People see bad teaching and they become convinced that the real issue is planning. Eventually, they decide that it would work best to have all teachers on “the same page” (my God, what would life be like if we all approached reading that way — laboriously moving page by page in the same book as everyone else?) with a lesson plan format.

….

teachers are often asked to focus on  the minutia. They are judged on their compliance regarding the physical space of their classrooms, the rigid format of their lesson and their ability to follow clerical procedures. In the process, teachers, indeed entire schools, become focused with things that have little to do with what it means to teach and to learn.

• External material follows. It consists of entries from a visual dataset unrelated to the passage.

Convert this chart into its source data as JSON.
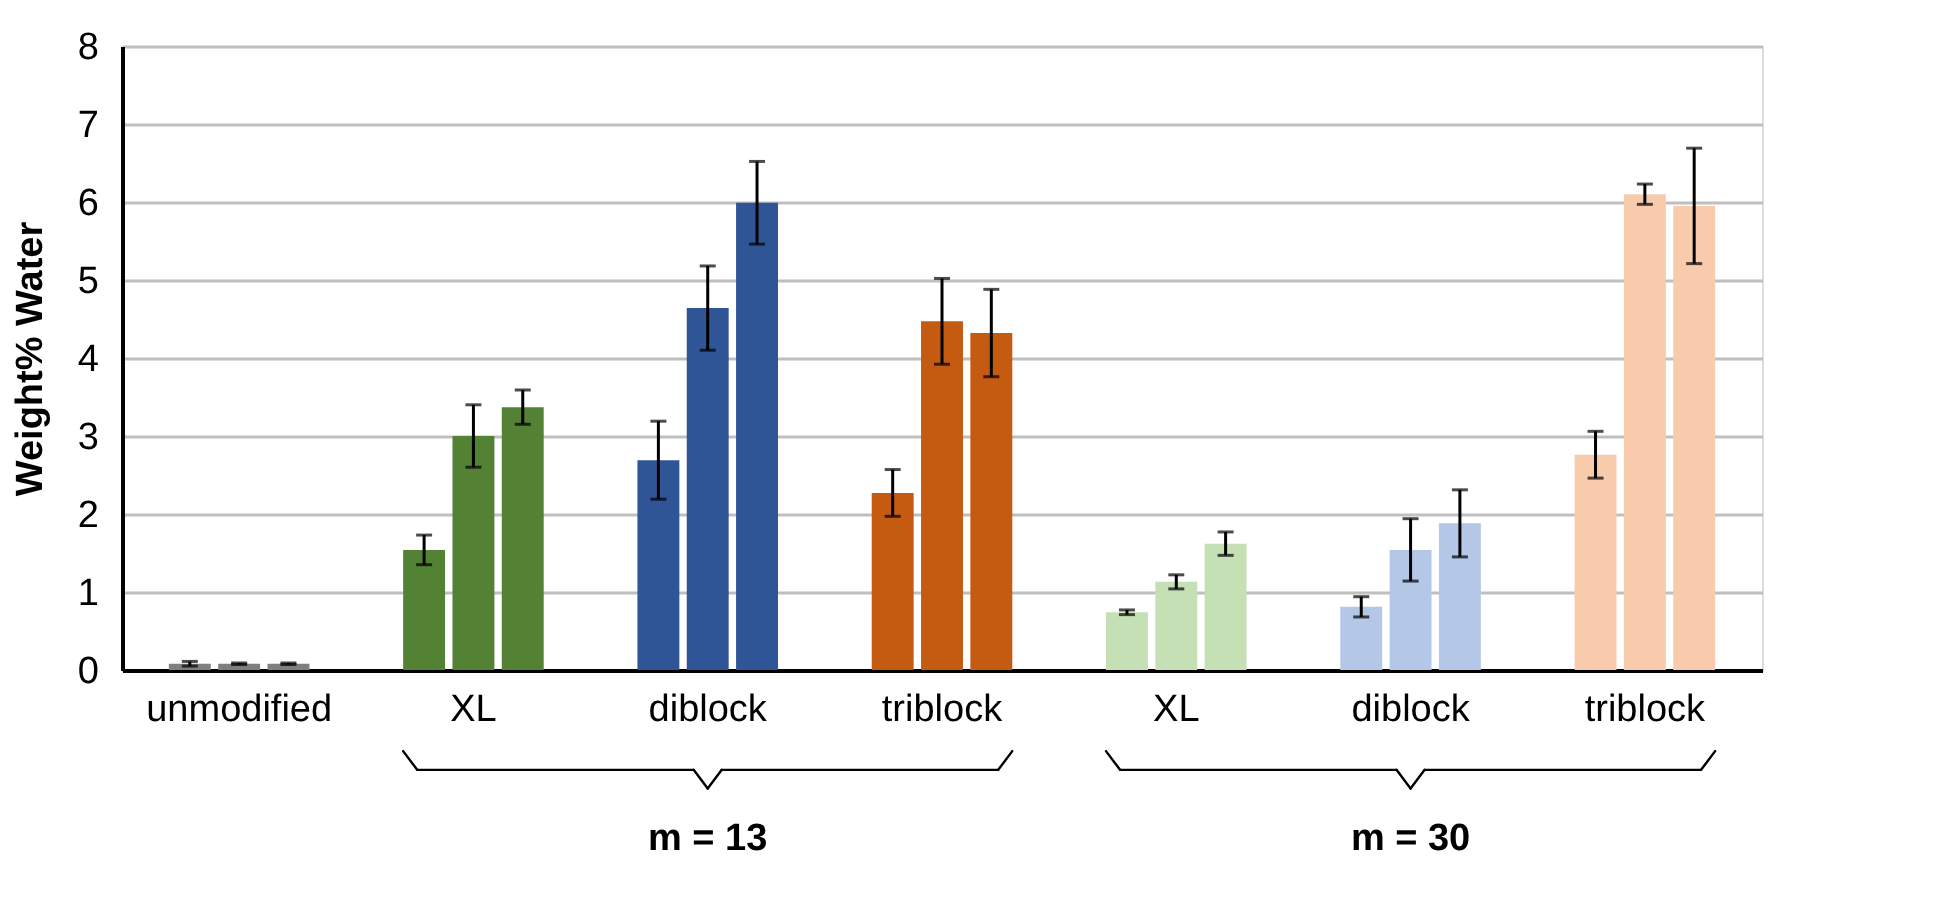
{
  "chart_data": {
    "type": "bar",
    "ylabel": "Weight% Water",
    "categories": [
      "unmodified",
      "XL",
      "diblock",
      "triblock",
      "XL",
      "diblock",
      "triblock"
    ],
    "series": [
      {
        "colors": [
          "#7f7f7f",
          "#548235",
          "#2f5597",
          "#c55a11",
          "#c5e0b4",
          "#b4c7e7",
          "#f8cbad"
        ],
        "values": [
          0.08,
          1.54,
          2.69,
          2.27,
          0.74,
          0.81,
          2.76
        ],
        "errors": [
          0.03,
          0.19,
          0.5,
          0.3,
          0.03,
          0.13,
          0.3
        ]
      },
      {
        "colors": [
          "#7f7f7f",
          "#548235",
          "#2f5597",
          "#c55a11",
          "#c5e0b4",
          "#b4c7e7",
          "#f8cbad"
        ],
        "values": [
          0.08,
          3.0,
          4.64,
          4.47,
          1.13,
          1.54,
          6.1
        ],
        "errors": [
          0.01,
          0.4,
          0.54,
          0.55,
          0.09,
          0.4,
          0.13
        ]
      },
      {
        "colors": [
          "#7f7f7f",
          "#548235",
          "#2f5597",
          "#c55a11",
          "#c5e0b4",
          "#b4c7e7",
          "#f8cbad"
        ],
        "values": [
          0.08,
          3.37,
          5.99,
          4.32,
          1.62,
          1.88,
          5.95
        ],
        "errors": [
          0.01,
          0.22,
          0.53,
          0.56,
          0.15,
          0.43,
          0.74
        ]
      }
    ],
    "ylim": [
      0,
      8
    ],
    "yticks": [
      0,
      1,
      2,
      3,
      4,
      5,
      6,
      7,
      8
    ],
    "grid": "y",
    "legend": false,
    "annotations": [
      "m = 13",
      "m = 30"
    ]
  }
}
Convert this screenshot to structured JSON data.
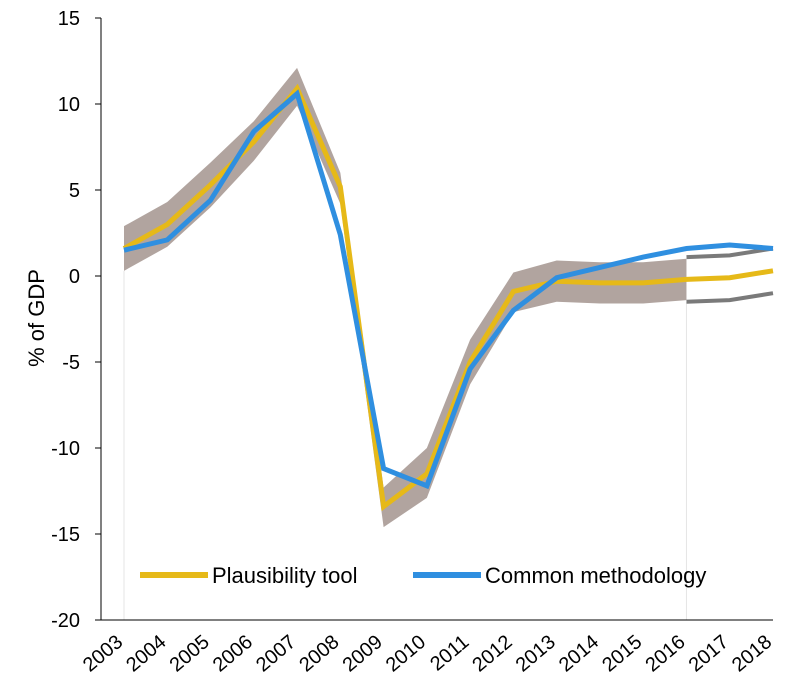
{
  "chart_data": {
    "type": "line",
    "title": "",
    "xlabel": "",
    "ylabel": "% of GDP",
    "ylim": [
      -20,
      15
    ],
    "yticks": [
      15,
      10,
      5,
      0,
      -5,
      -10,
      -15,
      -20
    ],
    "categories": [
      "2003",
      "2004",
      "2005",
      "2006",
      "2007",
      "2008",
      "2009",
      "2010",
      "2011",
      "2012",
      "2013",
      "2014",
      "2015",
      "2016",
      "2017",
      "2018"
    ],
    "series": [
      {
        "name": "Plausibility tool",
        "color": "#E6B918",
        "values": [
          1.6,
          3.0,
          5.3,
          7.8,
          10.9,
          5.2,
          -13.4,
          -11.5,
          -5.0,
          -0.9,
          -0.3,
          -0.4,
          -0.4,
          -0.2,
          -0.1,
          0.3
        ]
      },
      {
        "name": "Common methodology",
        "color": "#2F8FE0",
        "values": [
          1.5,
          2.1,
          4.4,
          8.4,
          10.6,
          2.4,
          -11.2,
          -12.2,
          -5.4,
          -2.0,
          -0.1,
          0.5,
          1.1,
          1.6,
          1.8,
          1.6
        ]
      }
    ],
    "band": {
      "color": "#A89A95",
      "upper": [
        2.9,
        4.3,
        6.6,
        9.0,
        12.1,
        6.0,
        -12.3,
        -10.0,
        -3.7,
        0.2,
        0.9,
        0.8,
        0.8,
        1.0
      ],
      "lower": [
        0.3,
        1.7,
        4.0,
        6.7,
        9.9,
        4.2,
        -14.6,
        -12.9,
        -6.3,
        -2.1,
        -1.5,
        -1.6,
        -1.6,
        -1.4
      ]
    },
    "forecast_bounds": {
      "color": "#7A7A7A",
      "start": "2016",
      "upper": [
        1.1,
        1.2,
        1.6
      ],
      "lower": [
        -1.5,
        -1.4,
        -1.0
      ]
    },
    "legend": {
      "position": "bottom",
      "entries": [
        "Plausibility tool",
        "Common methodology"
      ]
    },
    "grid": false
  }
}
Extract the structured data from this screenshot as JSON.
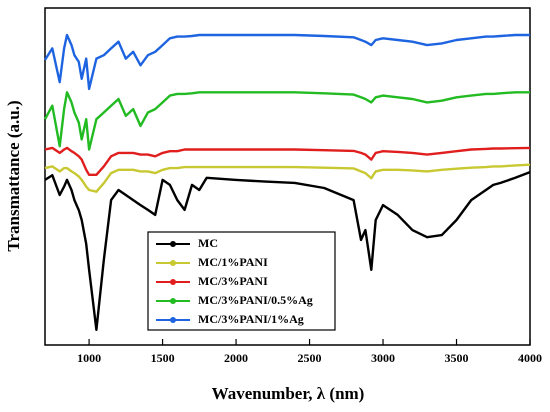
{
  "chart_data": {
    "type": "line",
    "x_label": "Wavenumber, λ (nm)",
    "y_label": "Transmattance (a.u.)",
    "xlim": [
      700,
      4000
    ],
    "xticks": [
      1000,
      1500,
      2000,
      2500,
      3000,
      3500,
      4000
    ],
    "ylim": [
      0,
      100
    ],
    "legend": "lower-left",
    "x": [
      700,
      750,
      800,
      830,
      850,
      880,
      900,
      930,
      950,
      980,
      1000,
      1050,
      1100,
      1150,
      1200,
      1250,
      1300,
      1350,
      1400,
      1450,
      1500,
      1550,
      1600,
      1650,
      1700,
      1750,
      1800,
      2000,
      2200,
      2400,
      2600,
      2800,
      2850,
      2880,
      2920,
      2950,
      3000,
      3100,
      3200,
      3300,
      3400,
      3500,
      3600,
      3700,
      3750,
      3800,
      3900,
      4000
    ],
    "series": [
      {
        "name": "MC",
        "color": "#000000",
        "values": [
          49,
          50.4,
          44.5,
          47,
          49,
          46,
          43,
          40,
          37.1,
          30,
          22.3,
          4.5,
          25.2,
          43,
          46,
          44.5,
          43,
          41.5,
          40.1,
          38.6,
          49,
          47.5,
          43,
          40.1,
          47.5,
          46,
          49.6,
          49,
          48.5,
          48.1,
          46.6,
          43,
          31.2,
          34.1,
          22.3,
          37.1,
          41.5,
          38.6,
          34.1,
          32,
          32.6,
          37.1,
          43,
          46,
          47.5,
          48.1,
          49.6,
          51.3
        ]
      },
      {
        "name": "MC/1%PANI",
        "color": "#c8c832",
        "values": [
          52.5,
          53,
          51.5,
          52.5,
          52.5,
          51.5,
          51,
          50,
          49,
          47,
          46,
          45.5,
          48,
          51,
          52,
          52,
          52,
          51.5,
          51.5,
          51,
          52,
          52.5,
          52.5,
          52.8,
          52.8,
          52.8,
          52.8,
          52.8,
          52.8,
          52.8,
          52.6,
          52.4,
          51.5,
          51,
          49.5,
          51.5,
          52,
          52,
          51.8,
          51.5,
          52,
          52.3,
          52.6,
          52.8,
          53,
          53,
          53.3,
          53.5
        ]
      },
      {
        "name": "MC/3%PANI",
        "color": "#e01e1e",
        "values": [
          58,
          58.5,
          57,
          58,
          58.5,
          57.5,
          57,
          56,
          55,
          52,
          50.5,
          50.5,
          53,
          56,
          57,
          57,
          57,
          56.5,
          56.5,
          56,
          57,
          57.5,
          57.5,
          58,
          58,
          58,
          58,
          58,
          58,
          58,
          57.8,
          57.6,
          57,
          56.5,
          55,
          57,
          57.5,
          57.3,
          57,
          56.5,
          57,
          57.5,
          58,
          58.2,
          58.3,
          58.3,
          58.4,
          58.5
        ]
      },
      {
        "name": "MC/3%PANI/0.5%Ag",
        "color": "#22bb22",
        "values": [
          67,
          71,
          59,
          70,
          75,
          72,
          69,
          66,
          61,
          67,
          58,
          67,
          69,
          71,
          73,
          68,
          70,
          65,
          69,
          70,
          72,
          74,
          74.5,
          74.5,
          74.7,
          75,
          75,
          75,
          75,
          75,
          74.7,
          74.3,
          73.5,
          73,
          72,
          73.5,
          74,
          73.5,
          73,
          72,
          72.5,
          73.5,
          74,
          74.5,
          74.5,
          74.7,
          75,
          75
        ]
      },
      {
        "name": "MC/3%PANI/1%Ag",
        "color": "#1e64e0",
        "values": [
          84.6,
          88,
          78,
          88,
          92,
          89,
          86,
          84,
          79,
          85,
          76,
          85,
          86,
          88,
          90,
          85,
          87,
          83,
          86,
          87,
          89,
          91,
          91.5,
          91.5,
          91.7,
          92,
          92,
          92,
          92,
          92,
          91.7,
          91.3,
          90.5,
          90,
          89,
          90.5,
          91,
          90.5,
          90,
          89,
          89.5,
          90.5,
          91,
          91.5,
          91.5,
          91.7,
          92,
          92
        ]
      }
    ]
  }
}
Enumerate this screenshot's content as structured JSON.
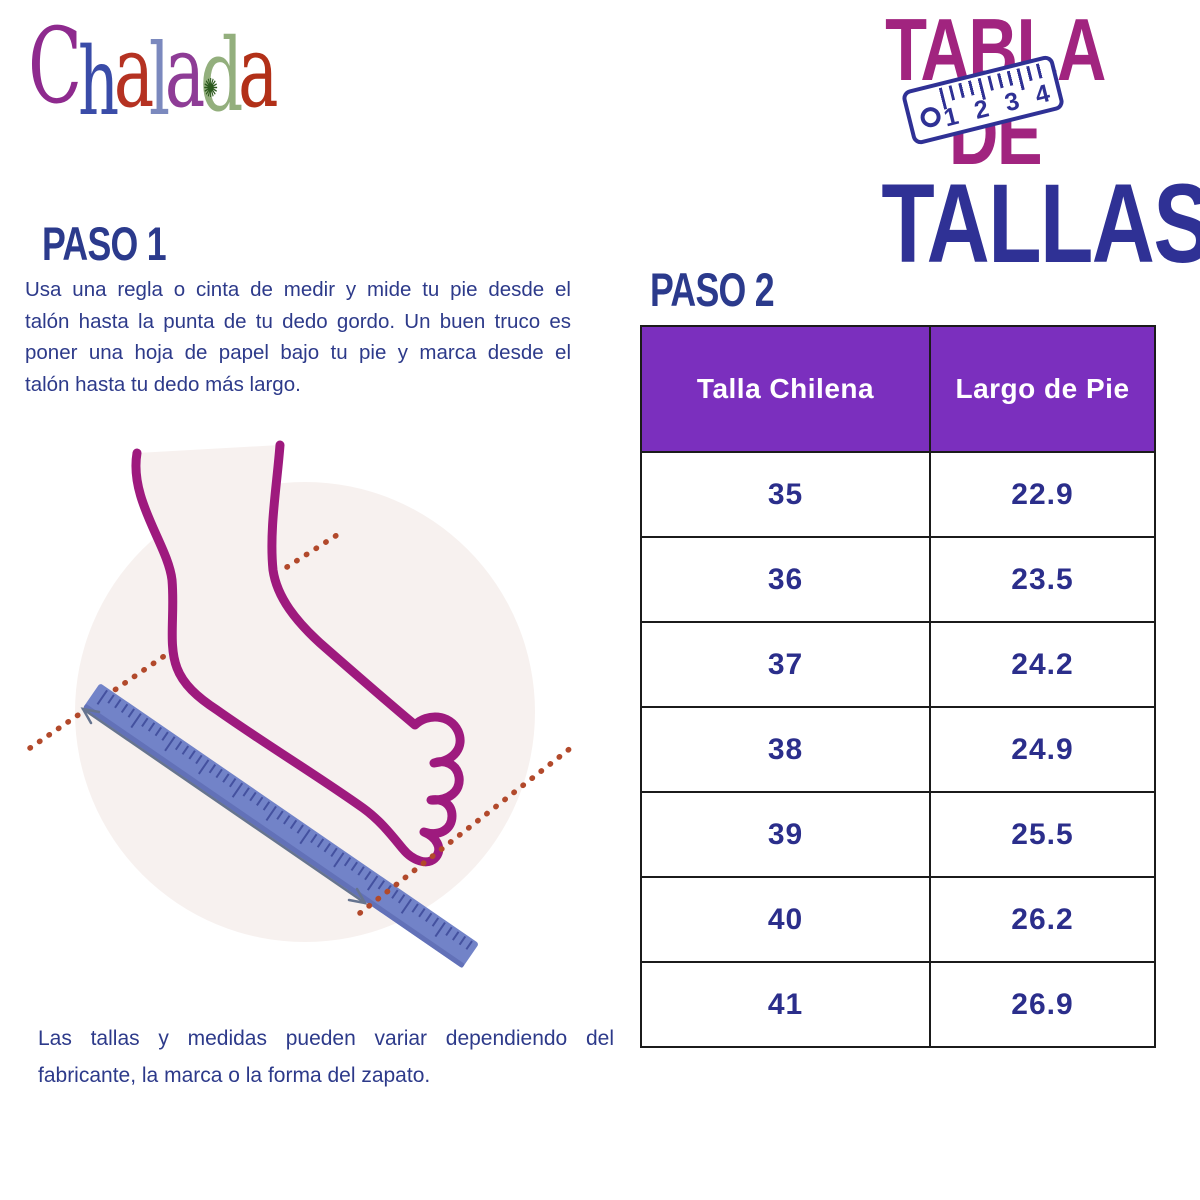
{
  "page": {
    "background": "#ffffff"
  },
  "logo": {
    "brand": "Chalada",
    "letters": [
      {
        "ch": "C",
        "color": "#8E2A8E"
      },
      {
        "ch": "h",
        "color": "#3A4CA8"
      },
      {
        "ch": "a",
        "color": "#B53222"
      },
      {
        "ch": "l",
        "color": "#7B89BE"
      },
      {
        "ch": "a",
        "color": "#8E3C96"
      },
      {
        "ch": "d",
        "color": "#93AF7D",
        "flower": true
      },
      {
        "ch": "a",
        "color": "#B23018"
      }
    ],
    "flower_glyph": "✺",
    "flower_color": "#2C5A1E"
  },
  "title": {
    "line1": "TABLA DE",
    "line2": "TALLAS",
    "line1_color": "#A1247F",
    "line2_color": "#2F3195",
    "ruler_icon": {
      "digits": [
        "1",
        "2",
        "3",
        "4"
      ]
    }
  },
  "step1": {
    "heading": "PASO 1",
    "lines": [
      "Usa una regla o cinta de medir y mide tu pie desde el",
      "talón hasta la punta de tu dedo gordo. Un buen truco es",
      "poner una hoja de papel bajo tu pie y marca desde el",
      "talón hasta tu dedo más largo."
    ]
  },
  "step2": {
    "heading": "PASO 2"
  },
  "note": {
    "lines": [
      "Las tallas y medidas pueden variar dependiendo del",
      "fabricante, la marca o la forma del zapato."
    ]
  },
  "size_table": {
    "headers": [
      "Talla Chilena",
      "Largo de Pie"
    ],
    "rows": [
      [
        "35",
        "22.9"
      ],
      [
        "36",
        "23.5"
      ],
      [
        "37",
        "24.2"
      ],
      [
        "38",
        "24.9"
      ],
      [
        "39",
        "25.5"
      ],
      [
        "40",
        "26.2"
      ],
      [
        "41",
        "26.9"
      ]
    ],
    "header_bg": "#7B2FBE",
    "header_text_color": "#FFFFFF",
    "cell_text_color": "#2B2E8B",
    "border_color": "#1B1B1B"
  },
  "chart_data": {
    "type": "table",
    "columns": [
      "Talla Chilena",
      "Largo de Pie"
    ],
    "rows": [
      [
        35,
        22.9
      ],
      [
        36,
        23.5
      ],
      [
        37,
        24.2
      ],
      [
        38,
        24.9
      ],
      [
        39,
        25.5
      ],
      [
        40,
        26.2
      ],
      [
        41,
        26.9
      ]
    ]
  },
  "illustration": {
    "subject": "foot measured with ruler",
    "foot_outline_color": "#9E1A7E",
    "circle_bg": "#F7F1EF",
    "ruler_color": "#7283C8",
    "ruler_tick_color": "#44519F",
    "dotted_line_color": "#B2492B",
    "arrow_color": "#66748F"
  },
  "text_colors": {
    "headings": "#2B3A8C",
    "body": "#2D3A8A"
  }
}
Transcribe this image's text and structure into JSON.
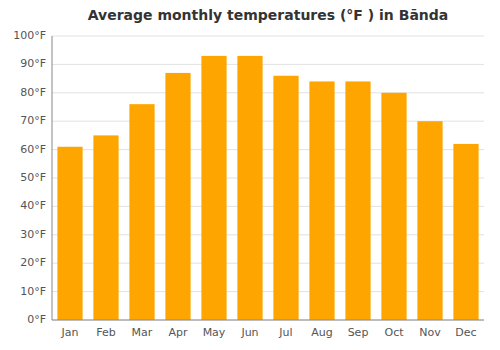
{
  "chart_data": {
    "type": "bar",
    "title": "Average monthly temperatures (°F ) in Bānda",
    "categories": [
      "Jan",
      "Feb",
      "Mar",
      "Apr",
      "May",
      "Jun",
      "Jul",
      "Aug",
      "Sep",
      "Oct",
      "Nov",
      "Dec"
    ],
    "values": [
      61,
      65,
      76,
      87,
      93,
      93,
      86,
      84,
      84,
      80,
      70,
      62
    ],
    "color": "#FFA500",
    "ylim": [
      0,
      100
    ],
    "yticks": [
      {
        "value": 0,
        "label": "0°F"
      },
      {
        "value": 10,
        "label": "10°F"
      },
      {
        "value": 20,
        "label": "20°F"
      },
      {
        "value": 30,
        "label": "30°F"
      },
      {
        "value": 40,
        "label": "40°F"
      },
      {
        "value": 50,
        "label": "50°F"
      },
      {
        "value": 60,
        "label": "60°F"
      },
      {
        "value": 70,
        "label": "70°F"
      },
      {
        "value": 80,
        "label": "80°F"
      },
      {
        "value": 90,
        "label": "90°F"
      },
      {
        "value": 100,
        "label": "100°F"
      }
    ],
    "grid": true
  }
}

Often the focus is on strategies that are really helpful to teachers who are struggling. However, standardizing prescriptive formulas can be a bad idea. Oxygen tanks are great when they save lives. However, if someone is breathing just fine on his or her own, it might not be necessary to force to use it in the name of being “on the same page.” Similarly, medicine can save a life. However, if it is given to someone who doesn’t need it, I would consider it malpractice.

… we are so obsessed with teacher “support” and so convinced that teachers need more training and more skills that we are missing some of the greatest areas of need among teachers who are not among the bottom ten percent: affirmation, time, autonomy and creative control.

The very rope tossed out to help some teachers has become a leash that is holding back those are already doing great things. So maybe the real solution to teacher quality isn’t additional ropes. Maybe the solution is to cut the rope and see what happens. Otherwise, it might just become the noose that strangles the best of teachers.